The formation of Nissan's regional dealer advertising associations has been a big part of your achievement over the past year or two. How is it helping?
It has improved our share of voice. If you go back three years, we had no regional marketing groups, so there was a very low level of Tier 2 spending. Now we're a major player in that space.
If there's a challenge, I would say just the creative challenges, in terms of trying to get consensus on a core communications strategy. It's just difficult because creative is so subjective.
But no push-back from the dealers about having to spend more of their money?

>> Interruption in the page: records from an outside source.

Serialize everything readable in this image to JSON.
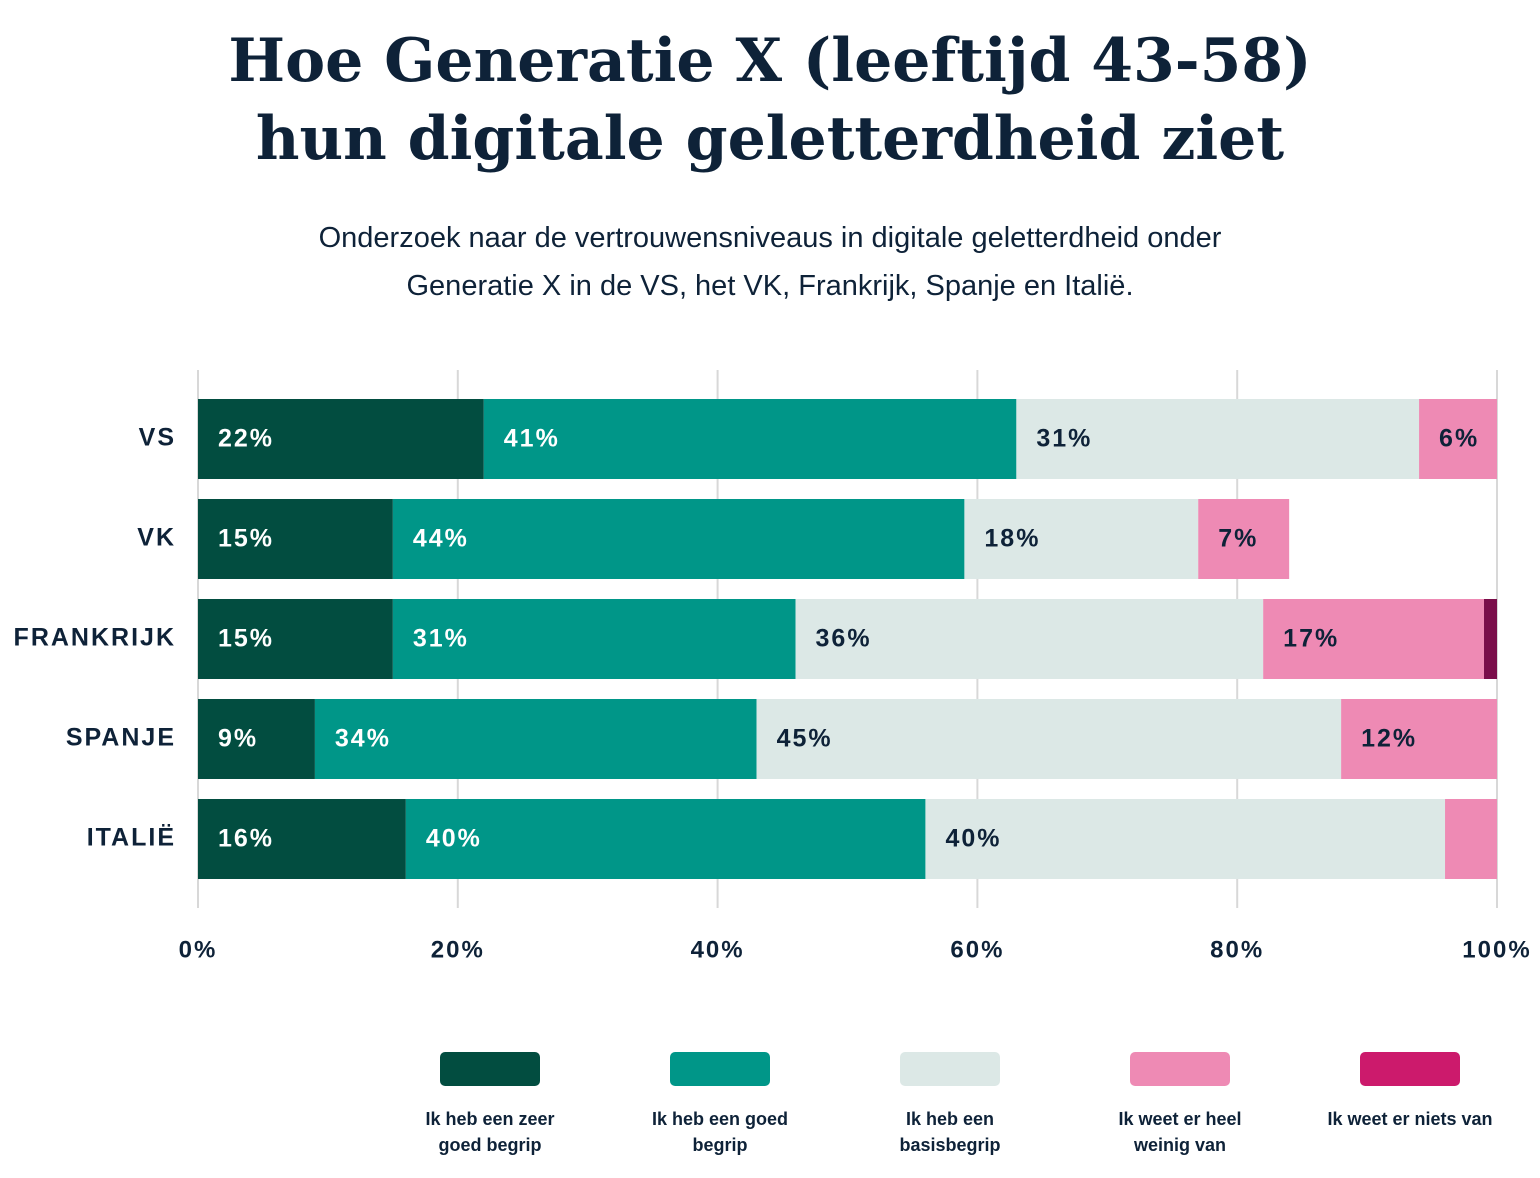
{
  "chart_data": {
    "type": "stacked-bar-horizontal",
    "title": "Hoe Generatie X (leeftijd 43-58) hun digitale geletterdheid ziet",
    "subtitle": "Onderzoek naar de vertrouwensniveaus in digitale geletterdheid onder Generatie X in de VS, het VK, Frankrijk, Spanje en Italië.",
    "categories": [
      "VS",
      "VK",
      "FRANKRIJK",
      "SPANJE",
      "ITALIË"
    ],
    "series": [
      {
        "name": "Ik heb een zeer goed begrip",
        "color": "#024d40",
        "values": [
          22,
          15,
          15,
          9,
          16
        ],
        "value_labels": [
          "22%",
          "15%",
          "15%",
          "9%",
          "16%"
        ]
      },
      {
        "name": "Ik heb een goed begrip",
        "color": "#009688",
        "values": [
          41,
          44,
          31,
          34,
          40
        ],
        "value_labels": [
          "41%",
          "44%",
          "31%",
          "34%",
          "40%"
        ]
      },
      {
        "name": "Ik heb een basisbegrip",
        "color": "#dce8e6",
        "values": [
          31,
          18,
          36,
          45,
          40
        ],
        "value_labels": [
          "31%",
          "18%",
          "36%",
          "45%",
          "40%"
        ]
      },
      {
        "name": "Ik weet er heel weinig van",
        "color": "#ee8ab4",
        "values": [
          6,
          7,
          17,
          12,
          4
        ],
        "value_labels": [
          "6%",
          "7%",
          "17%",
          "12%",
          null
        ]
      },
      {
        "name": "Ik weet er niets van",
        "color": "#cc1a6c",
        "values": [
          null,
          null,
          1,
          null,
          null
        ],
        "value_labels": [
          null,
          null,
          null,
          null,
          null
        ]
      }
    ],
    "xlim": [
      0,
      100
    ],
    "xticks": [
      {
        "value": 0,
        "label": "0%"
      },
      {
        "value": 20,
        "label": "20%"
      },
      {
        "value": 40,
        "label": "40%"
      },
      {
        "value": 60,
        "label": "60%"
      },
      {
        "value": 80,
        "label": "80%"
      },
      {
        "value": 100,
        "label": "100%"
      }
    ],
    "grid": true
  }
}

We actually exceeded the number of dealers we thought would participate. We were expecting last year somewhere in the low 90s. But we have almost 99 percent participation in the regional marketing program.
Is it realistic to think the auto industry will decrease its share of participation in TV advertising?

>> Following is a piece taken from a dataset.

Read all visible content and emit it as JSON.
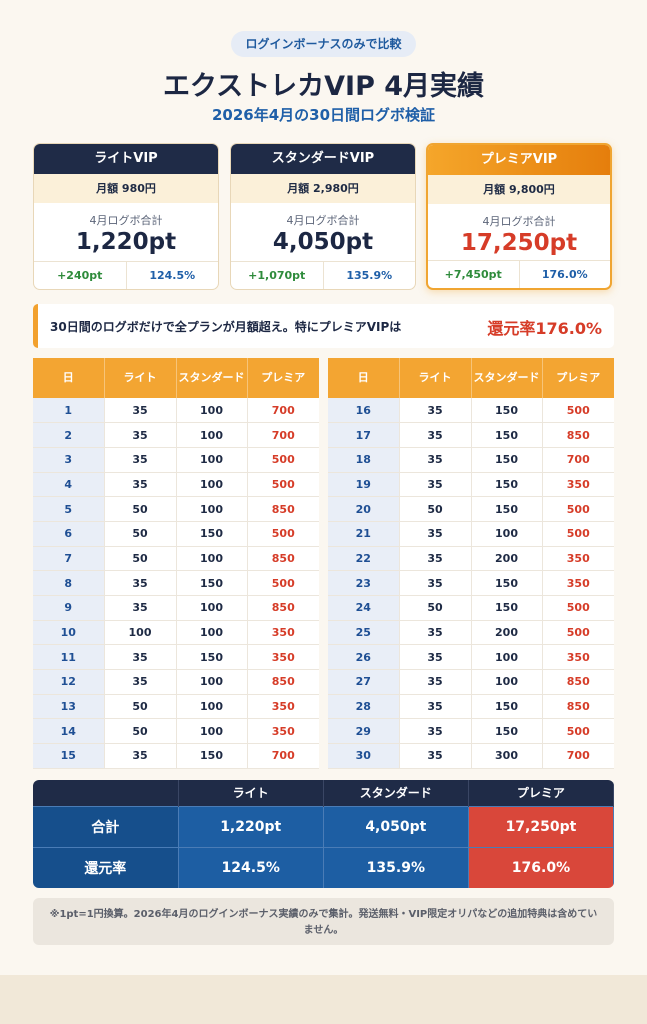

It depends on your definition of TV advertising.
Consider this: 20 percent of our leads in this past year, meaning people who came in and wanted to talk to a dealer about buying a car or who requested a quote, came from smartphones and tablets. The traffic that we've generated through those two devices, we call them screens, is up 60 percent year over year. That's huge growth. And it's going to continue rapidly just because the costs of the tablets are coming down. So there will be more users in the future. It's critical that we have those devices covered.
The delivery of TV content is now happening very differently than in years past. We're still buying TV in the traditional sense.
But the digital players are doing their own upfronts, and I think you'll see that happen big time next year. If I buy programming only with a major network in the traditional sense, I don't necessarily capture the people who may be watching through their console device. I've got to cover all of these different screens now. Frankly, it makes things more complicated.
The industry expressed a little doubt this year about how effective Facebook is for vehicle marketing. Do you believe Facebook will help you sell cars?
Yes, absolutely. In the course of the last 15 months, Nissan has gone from fewer than 200,000 Facebook fans to just about 1 million. We have 18 different communities that we support through Facebook and Twitter. We have a Nissan brand page just about what's going on at Nissan. Another is a Nissan Performance page for enthusiasts who want to know about the Z and the GT-R. That's not necessarily "buying advertising." But as Facebook moves forward, they're going to figure out intelligent ways to take paid advertising and directly link it in to those communities.
Your senior management has said a number of times that Nissan has suffered from a lack of brand awareness. Nissan has been around 50 years successfully selling cars; why are people fuzzy about the brand?
That's tough to answer. But if you go back several years, a lot of our communications were devoted to individual models, whether it was the Altima or the Maxima or the Titan. We have 19 different cars. We were very model-focused. We tried to build the Altima brand rather than the Nissan brand.
But we've changed our strategy. We're going to strategically align more of our resources against fewer models. We're going to focus on five core models in the next 15 months, and link them much more closely to Nissan as a brand, with the message that "Nissan's an innovative company."
Our resources will be disproportionately focused on those cars that are both high volume and can drive favorable perception of the brand. Other models, like the Z and the GT-R, are small volume and aren't really core models. But they're halo, and they are still critically important to us improving the brand perception. So you'll see us use them in communications.
A lot of the other models will essentially be supported through digital and the Web site, and through the regional marketing program.